In order to assess the ecological impact of the thermal effluent on natural communities within the embayment, within the SENHAR project, the University’s Oceanography team conducted a multi-faceted sampling strategy, consisting of the in situ measurement of a number of Posidonia oceanica (Neptune seagrass) metrics, the sampling of infaunal (within-sediment) biota. The latter was achieved through a custom-built sampling device (known in Italian as ‘sorbona’) which makes use of negative pressure generated through a connected SCUBA diving cylinder to strain out biota from the surrounding sediment through a filtering mesh. A visual census of fish assemblages within the embayment was also conducted, whilst an array of water descriptors (salinity, temperature, chlorophyll, microplastic content, nutrients, pH) were measured at different distances from the outfall. The survey in question will be repeated in autumn so as to factor in seasonal variability.
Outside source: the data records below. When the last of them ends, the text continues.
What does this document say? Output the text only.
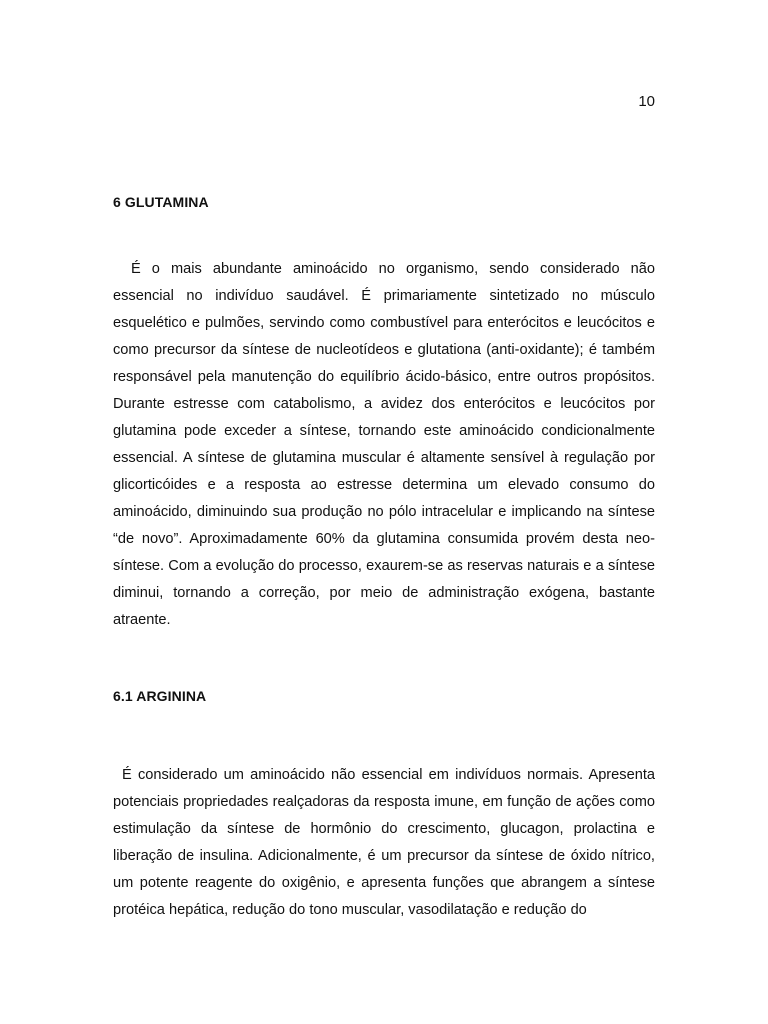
10
6 GLUTAMINA

É o mais abundante aminoácido no organismo, sendo considerado não essencial no indivíduo saudável. É primariamente sintetizado no músculo esquelético e pulmões, servindo como combustível para enterócitos e leucócitos e como precursor da síntese de nucleotídeos e glutationa (anti-oxidante); é também responsável pela manutenção do equilíbrio ácido-básico, entre outros propósitos. Durante estresse com catabolismo, a avidez dos enterócitos e leucócitos por glutamina pode exceder a síntese, tornando este aminoácido condicionalmente essencial. A síntese de glutamina muscular é altamente sensível à regulação por glicorticóides e a resposta ao estresse determina um elevado consumo do aminoácido, diminuindo sua produção no pólo intracelular e implicando na síntese “de novo”. Aproximadamente 60% da glutamina consumida provém desta neo-síntese. Com a evolução do processo, exaurem-se as reservas naturais e a síntese diminui, tornando a correção, por meio de administração exógena, bastante atraente.

6.1 ARGININA

É considerado um aminoácido não essencial em indivíduos normais. Apresenta potenciais propriedades realçadoras da resposta imune, em função de ações como estimulação da síntese de hormônio do crescimento, glucagon, prolactina e liberação de insulina. Adicionalmente, é um precursor da síntese de óxido nítrico, um potente reagente do oxigênio, e apresenta funções que abrangem a síntese protéica hepática, redução do tono muscular, vasodilatação e redução do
The SenHAR project, funded within the framework of the Interreg Italia-Malta 2014-2020 funding programme, aims to transfer the results obtained with the HARMONY project (financed within the previous program notice) and make them functional, making them know to specific target groups. This goal will be realized through awareness campaigns and promotion of the issues related to Natura 2000 sites (N2K) of the cross-border area subject to the monitoring of HARMONY project (Cape Gallo Isola delle Femmine and Fondali Isola di Capo Passero in Sicily, fil-Bahar fil-Grigal ta’ in Malta). Lead partner of the project is the University of Palermo, whilst the University of Malta and the CNR are project partners. The project will run till May 2023.